Mike Turzai “Very Disappointed” Philadelphia SRC Only Approved 5 New Charters
Pennsylvania Speaker of the House Rep. Mike Turzai says he is “very disappointed” that the Philadelphia School Reform Commission voted Wednesday night to approve only five of 39 new charter school proposals.
The Allegheny County Republican made clear by Thursday morning that the SRC’s vote could have consequences: He says it “makes it tougher” to have a discussion about reinstating the charter reimbursement line item in the state budget.
The phrase “charter reimbursement line item” might sound wonky, but it represents a potentially huge amount of money for the Philadelphia School District. Former Gov. Tom Corbett eliminated the line item in 2011, cutting more than $100 million annually from the city’s schools.
Public school advocates and education reformers alike have urged GOP leaders in Harrisburg to put the line item back into the budget. Many see it as the most feasible way to persuade Republican and rural lawmakers to provide more money to Philadelphia’s schools.
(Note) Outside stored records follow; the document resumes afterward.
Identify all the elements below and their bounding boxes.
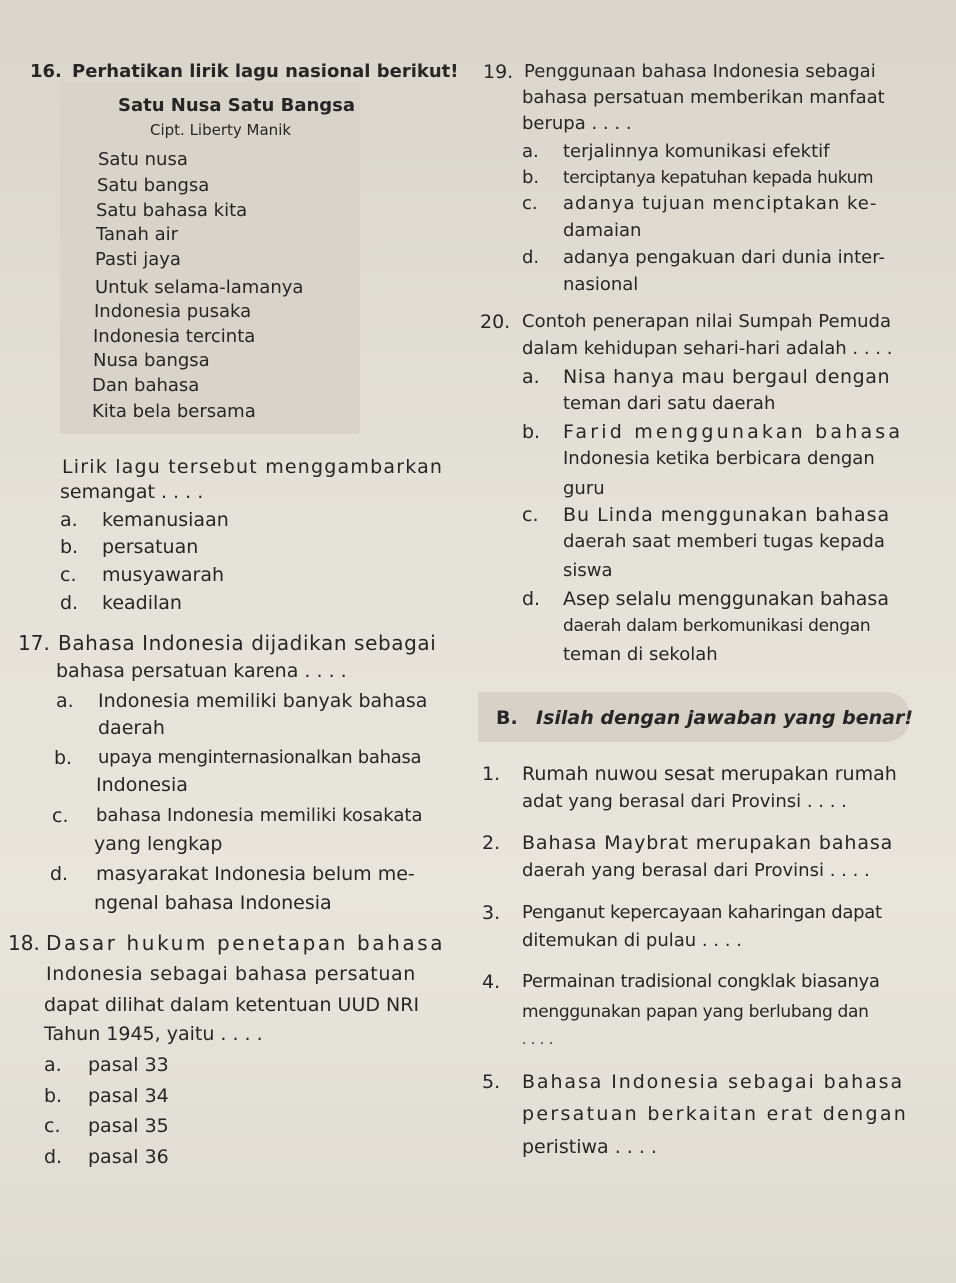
- q19-option-a: terjalinnya komunikasi efektif: [563, 141, 830, 162]
- essay-number: 3.: [482, 902, 501, 924]
- essay-line: adat yang berasal dari Provinsi . . . .: [522, 791, 847, 812]
- q19-line: Penggunaan bahasa Indonesia sebagai: [524, 61, 876, 82]
- q18-option-d: pasal 36: [88, 1146, 169, 1168]
- q19-option-letter: d.: [522, 247, 540, 268]
- q16-option-a: kemanusiaan: [102, 509, 229, 531]
- q18-option-letter: a.: [44, 1054, 62, 1076]
- q20-option-c: Bu Linda menggunakan bahasa: [563, 504, 891, 526]
- q20-option-d-cont: teman di sekolah: [563, 644, 718, 665]
- section-b-letter: B.: [496, 707, 518, 729]
- q16-option-c: musyawarah: [102, 564, 225, 586]
- q16-text: Perhatikan lirik lagu nasional berikut!: [72, 61, 459, 82]
- essay-line: menggunakan papan yang berlubang dan: [522, 1002, 869, 1022]
- q17-option-letter: a.: [56, 690, 74, 712]
- q20-option-b-cont: Indonesia ketika berbicara dengan: [563, 448, 875, 469]
- song-title: Satu Nusa Satu Bangsa: [118, 95, 356, 116]
- lyric-line: Satu bahasa kita: [96, 200, 248, 221]
- q18-line: dapat dilihat dalam ketentuan UUD NRI: [44, 994, 420, 1016]
- q18-option-a: pasal 33: [88, 1054, 169, 1076]
- q18-option-letter: d.: [44, 1146, 63, 1168]
- q20-option-d-cont: daerah dalam berkomunikasi dengan: [563, 616, 871, 636]
- q17-option-c-cont: yang lengkap: [94, 833, 223, 855]
- q19-option-b: terciptanya kepatuhan kepada hukum: [563, 168, 874, 188]
- q18-line: Tahun 1945, yaitu . . . .: [44, 1023, 263, 1045]
- essay-line: daerah yang berasal dari Provinsi . . . .: [522, 860, 870, 881]
- essay-number: 2.: [482, 832, 501, 854]
- q20-option-b: Farid menggunakan bahasa: [563, 421, 904, 443]
- q19-option-letter: c.: [522, 193, 538, 214]
- q17-number: 17.: [18, 631, 50, 655]
- q16-option-letter: b.: [60, 536, 79, 558]
- q20-option-letter: b.: [522, 421, 541, 443]
- q20-option-c-cont: siswa: [563, 560, 613, 581]
- lyric-line: Dan bahasa: [92, 375, 200, 396]
- q19-line: berupa . . . .: [522, 113, 632, 134]
- song-author: Cipt. Liberty Manik: [150, 121, 292, 139]
- q16-option-letter: d.: [60, 592, 79, 614]
- essay-line: persatuan berkaitan erat dengan: [522, 1103, 909, 1125]
- lyric-line: Satu bangsa: [97, 175, 210, 196]
- q20-option-letter: d.: [522, 588, 541, 610]
- essay-line: ditemukan di pulau . . . .: [522, 930, 742, 951]
- q20-line: Contoh penerapan nilai Sumpah Pemuda: [522, 311, 891, 332]
- q18-line: Dasar hukum penetapan bahasa: [46, 931, 446, 955]
- q17-option-letter: b.: [54, 747, 73, 769]
- essay-line: Bahasa Indonesia sebagai bahasa: [522, 1071, 905, 1093]
- lyric-line: Kita bela bersama: [92, 401, 256, 422]
- q17-option-d-cont: ngenal bahasa Indonesia: [94, 892, 332, 914]
- lyric-line: Untuk selama-lamanya: [95, 277, 304, 298]
- q17-option-letter: c.: [52, 805, 69, 827]
- q20-option-a: Nisa hanya mau bergaul dengan: [563, 366, 891, 388]
- q16-option-d: keadilan: [102, 592, 182, 614]
- essay-number: 4.: [482, 971, 501, 993]
- q20-option-letter: c.: [522, 504, 539, 526]
- lyric-line: Indonesia tercinta: [93, 326, 256, 347]
- q17-line: Bahasa Indonesia dijadikan sebagai: [58, 631, 437, 655]
- q16-option-letter: a.: [60, 509, 78, 531]
- q20-option-letter: a.: [522, 366, 540, 388]
- q18-option-letter: c.: [44, 1115, 61, 1137]
- q16-option-b: persatuan: [102, 536, 199, 558]
- q17-option-a: Indonesia memiliki banyak bahasa: [98, 690, 428, 712]
- essay-line: Rumah nuwou sesat merupakan rumah: [522, 763, 897, 785]
- q19-option-letter: a.: [522, 141, 539, 162]
- q17-option-letter: d.: [50, 863, 69, 885]
- q20-option-d: Asep selalu menggunakan bahasa: [563, 588, 889, 610]
- q19-option-c: adanya tujuan menciptakan ke-: [563, 193, 878, 214]
- q20-option-a-cont: teman dari satu daerah: [563, 393, 776, 414]
- q19-number: 19.: [483, 61, 514, 83]
- q19-option-d-cont: nasional: [563, 274, 639, 295]
- essay-number: 5.: [482, 1071, 501, 1093]
- q20-option-b-cont: guru: [563, 478, 605, 499]
- essay-line: Permainan tradisional congklak biasanya: [522, 971, 880, 992]
- q19-option-d: adanya pengakuan dari dunia inter-: [563, 247, 885, 268]
- q18-option-letter: b.: [44, 1085, 63, 1107]
- q18-number: 18.: [8, 931, 40, 955]
- q17-option-b-cont: Indonesia: [96, 774, 188, 796]
- q20-line: dalam kehidupan sehari-hari adalah . . . .: [522, 338, 893, 359]
- q18-option-b: pasal 34: [88, 1085, 169, 1107]
- q20-option-c-cont: daerah saat memberi tugas kepada: [563, 531, 885, 552]
- q17-option-a-cont: daerah: [98, 717, 165, 739]
- q17-line: bahasa persatuan karena . . . .: [56, 660, 347, 682]
- essay-line: peristiwa . . . .: [522, 1136, 657, 1158]
- q19-line: bahasa persatuan memberikan manfaat: [522, 87, 885, 108]
- q17-option-d: masyarakat Indonesia belum me-: [96, 863, 415, 885]
- essay-line: Bahasa Maybrat merupakan bahasa: [522, 832, 894, 854]
- essay-line: . . . .: [522, 1032, 554, 1048]
- q19-option-c-cont: damaian: [563, 220, 642, 241]
- q17-option-c: bahasa Indonesia memiliki kosakata: [96, 805, 423, 826]
- q16-question-line: Lirik lagu tersebut menggambarkan: [62, 456, 444, 478]
- lyric-line: Tanah air: [96, 224, 179, 245]
- section-b-title: Isilah dengan jawaban yang benar!: [536, 707, 914, 729]
- q20-number: 20.: [480, 311, 511, 333]
- q16-question-line: semangat . . . .: [60, 481, 204, 503]
- q18-option-c: pasal 35: [88, 1115, 169, 1137]
- lyric-line: Nusa bangsa: [93, 350, 210, 371]
- lyric-line: Indonesia pusaka: [94, 301, 252, 322]
- essay-number: 1.: [482, 763, 501, 785]
- q17-option-b: upaya menginternasionalkan bahasa: [98, 747, 422, 768]
- lyric-line: Satu nusa: [98, 149, 188, 170]
- q16-option-letter: c.: [60, 564, 77, 586]
- q16-number: 16.: [30, 61, 62, 82]
- q19-option-letter: b.: [522, 167, 540, 188]
- lyric-line: Pasti jaya: [95, 249, 181, 270]
- q18-line: Indonesia sebagai bahasa persatuan: [46, 963, 416, 985]
- essay-line: Penganut kepercayaan kaharingan dapat: [522, 902, 882, 923]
Turzai originally told us the SRC’s vote “negates” the conversation on reinstating the line item.
“If they’re not going to provide the charter schools for the parents and grandparents that want them,” Turzai said, “I think that negates the discussion.”
Jay Ostrich, a spokesman for Turzai, later walked back his statement, saying the speaker “misspoke” and meant that the SRC’s vote makes the conversation more difficult.
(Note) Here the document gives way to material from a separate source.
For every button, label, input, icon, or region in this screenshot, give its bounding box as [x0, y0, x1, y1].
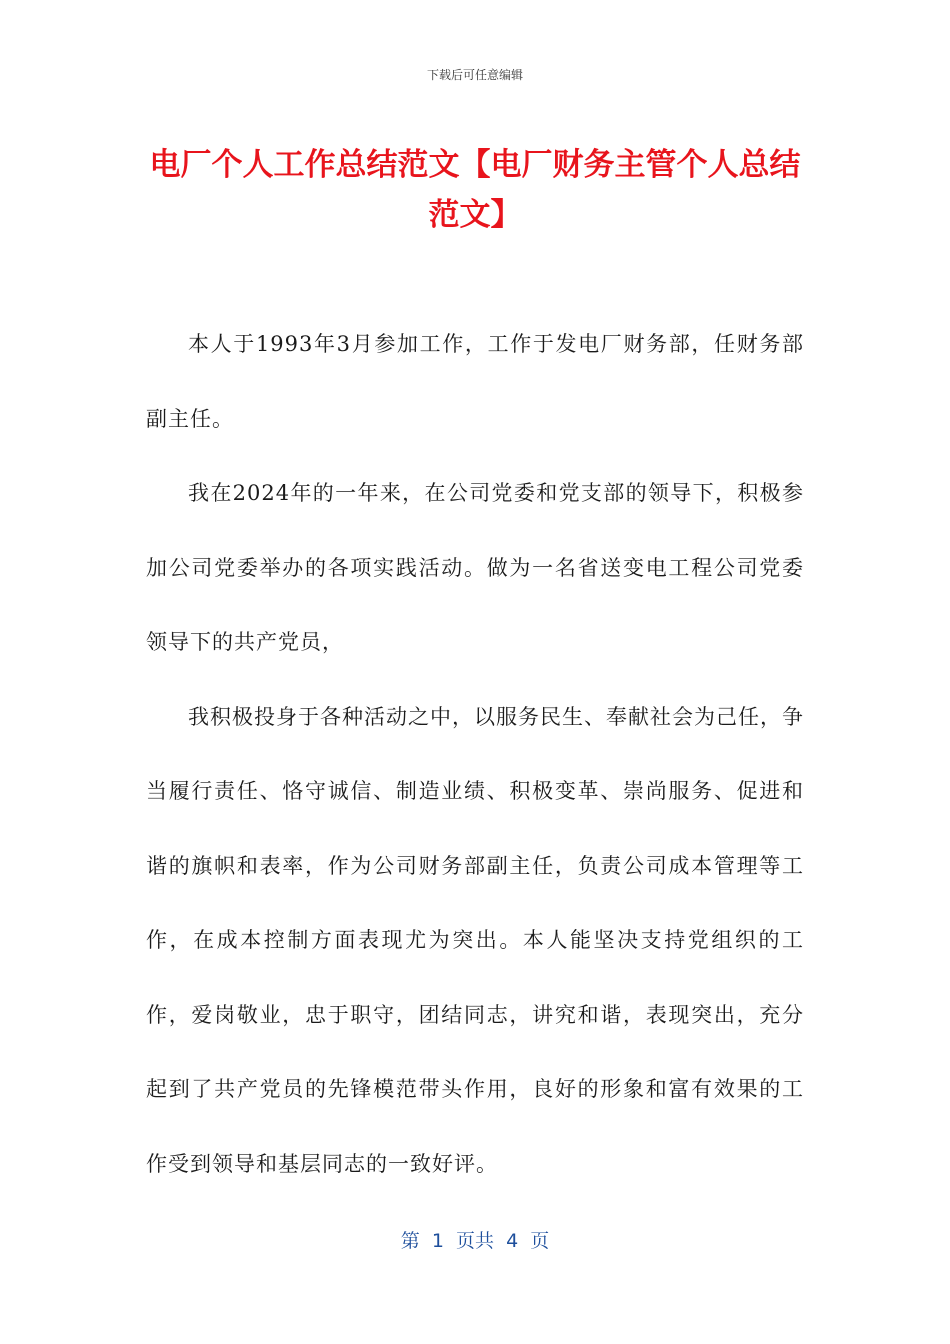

Turzai says he does not have a specific number of charter schools that he would like to have seen approved. But he says that 27 of the 39 proposed charters would have been managed by providers that have better academic track records than the average traditional district school. He says 16 have performed better than the average statewide school.
“I think that tells you very much about the overall quality of the applicants,” he said.
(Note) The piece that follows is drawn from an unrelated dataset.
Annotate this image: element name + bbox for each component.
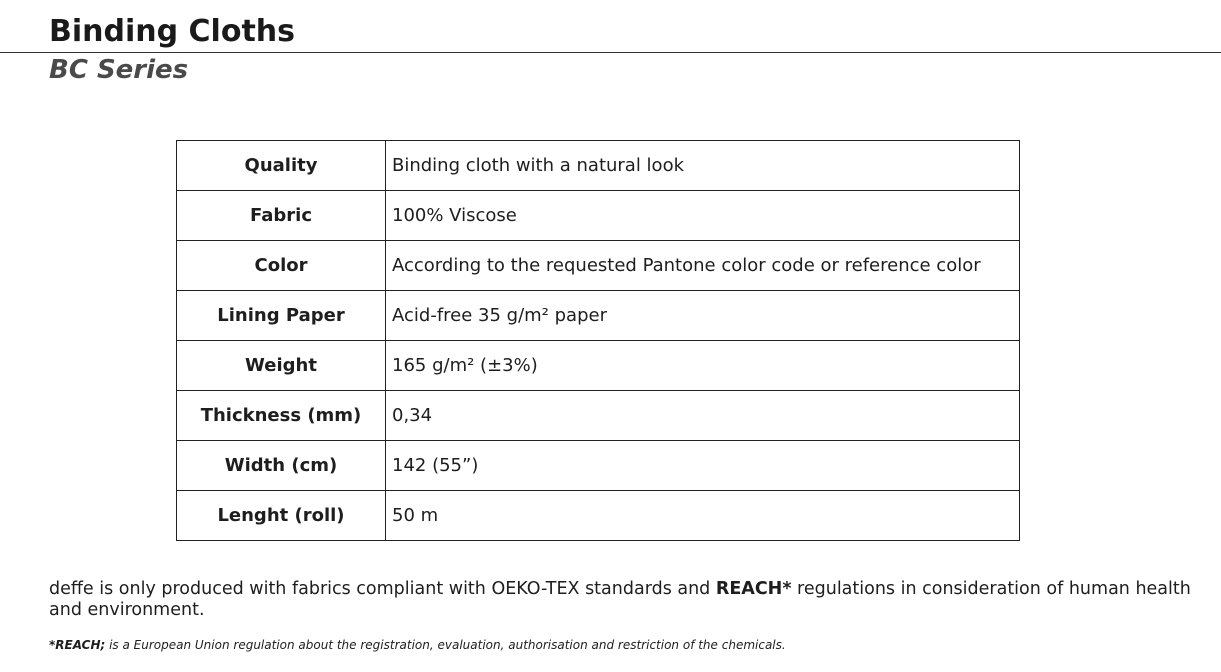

Turzai rejects the argument made by public school advocates that the school district cannot afford additional charters. The district estimates that it loses $7,000 annually for every student who moves to a charter school.
“That’s just about management of existing resources. Their budget [is] $3 billion a year. … State tax provides $1.45 billion of that,” he said. “In, fact, it’s a disingenuous argument. There was pressure put on by the governor and by the unions to not educate children in Philadelphia in charter schools who wanted that opportunity. Their parents and grandparents wanted that opportunity, and they were denied that.”